27/09/2010, 02:00:54 PM

Ostensibly, Manchester hasn’t greatly changed since Labour conference was last here. The buildings are all in the same place. The distinctive cool and charm remains. The corned beef hash at Sam’s Chop House still does the job.

Yet the British economy suffered a recession which shrank it by 6 percent in the intervening period. This is officially more than half way to a depression and a very big deal. Labour at the general election lost the trust of the people to steer the recovery from this. We won’t return to government unless we again become recognised as the party of economic competence.

The leadership election hasn’t flushed out a fully formed economic offer. Perhaps it was unrealistic to imagine that it could. However, some consensuses emerged. We want tax to play a bigger role in deficit reduction than does the government. But this risks the perception that we are a party of high tax, which is electorally arid terrain. And, while Danny Alexander may have suggested that this won’t happen, it would create a marked contrast between ourselves and the government if they do offer tax cuts in the second half of this parliament, upon which the Tories seem likely to insist.

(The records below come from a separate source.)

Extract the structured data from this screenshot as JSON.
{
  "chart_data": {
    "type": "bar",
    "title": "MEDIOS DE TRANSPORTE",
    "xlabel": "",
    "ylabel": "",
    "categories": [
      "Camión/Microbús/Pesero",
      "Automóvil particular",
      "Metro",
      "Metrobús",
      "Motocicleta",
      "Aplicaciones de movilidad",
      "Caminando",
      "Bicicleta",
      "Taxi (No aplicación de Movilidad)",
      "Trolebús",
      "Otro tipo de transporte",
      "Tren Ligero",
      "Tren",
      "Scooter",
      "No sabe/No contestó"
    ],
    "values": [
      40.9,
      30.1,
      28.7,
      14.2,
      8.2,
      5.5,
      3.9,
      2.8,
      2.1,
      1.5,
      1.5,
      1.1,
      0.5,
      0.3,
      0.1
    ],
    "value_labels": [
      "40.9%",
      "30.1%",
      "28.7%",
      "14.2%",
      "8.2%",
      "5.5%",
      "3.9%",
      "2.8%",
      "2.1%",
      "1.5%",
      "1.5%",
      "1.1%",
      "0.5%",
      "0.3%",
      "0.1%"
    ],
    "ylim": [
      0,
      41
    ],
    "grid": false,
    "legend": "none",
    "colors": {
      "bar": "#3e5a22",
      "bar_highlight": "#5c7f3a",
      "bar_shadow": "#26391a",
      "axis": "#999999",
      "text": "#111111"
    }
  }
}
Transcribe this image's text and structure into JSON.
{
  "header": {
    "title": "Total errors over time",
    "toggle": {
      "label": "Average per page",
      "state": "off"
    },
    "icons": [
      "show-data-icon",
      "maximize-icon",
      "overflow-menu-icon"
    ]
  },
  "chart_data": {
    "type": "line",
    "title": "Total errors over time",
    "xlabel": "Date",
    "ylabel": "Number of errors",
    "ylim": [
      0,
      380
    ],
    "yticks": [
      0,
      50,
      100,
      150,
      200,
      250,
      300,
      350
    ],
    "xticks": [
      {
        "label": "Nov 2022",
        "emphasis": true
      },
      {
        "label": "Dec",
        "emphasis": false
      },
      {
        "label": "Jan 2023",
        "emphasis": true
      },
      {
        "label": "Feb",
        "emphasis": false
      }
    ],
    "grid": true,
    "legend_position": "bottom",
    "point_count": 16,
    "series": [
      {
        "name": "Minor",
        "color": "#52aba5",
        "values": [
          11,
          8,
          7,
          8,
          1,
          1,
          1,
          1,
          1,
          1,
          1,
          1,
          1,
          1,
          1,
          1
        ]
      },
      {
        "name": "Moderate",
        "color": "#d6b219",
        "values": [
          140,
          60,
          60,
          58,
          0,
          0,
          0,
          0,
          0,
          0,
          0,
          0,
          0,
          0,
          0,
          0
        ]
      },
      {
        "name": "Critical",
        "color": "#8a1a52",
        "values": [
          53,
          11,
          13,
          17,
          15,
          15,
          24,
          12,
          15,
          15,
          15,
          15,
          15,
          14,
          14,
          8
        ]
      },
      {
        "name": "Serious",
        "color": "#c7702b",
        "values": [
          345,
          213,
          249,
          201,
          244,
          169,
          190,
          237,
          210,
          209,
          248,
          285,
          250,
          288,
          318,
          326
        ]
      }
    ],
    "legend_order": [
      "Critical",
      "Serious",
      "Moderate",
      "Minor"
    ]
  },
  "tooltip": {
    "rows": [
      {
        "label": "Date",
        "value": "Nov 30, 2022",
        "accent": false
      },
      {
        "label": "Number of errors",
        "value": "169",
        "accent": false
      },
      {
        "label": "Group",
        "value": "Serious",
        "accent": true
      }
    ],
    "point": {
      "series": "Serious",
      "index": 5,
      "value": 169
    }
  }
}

Another consensus to develop during the leadership contest is that we want deficit reduction to begin later, proceed less aggressively and be more sensitive to GDP growth than does the government. But this risks the view that the party which built up the deficit in government lacks a serious plan for correcting it. That we are, in other words, reckless economic vandals. This is slightly hyperbolic, but isn’t so far removed from how many voters, whose support we need to form a government, see us. Consider, as an illustration of this, that 47 percent of voters in the south of England, according to new research by You Gov and Policy Network, thought that the last government’s spending had been “largely wasted”.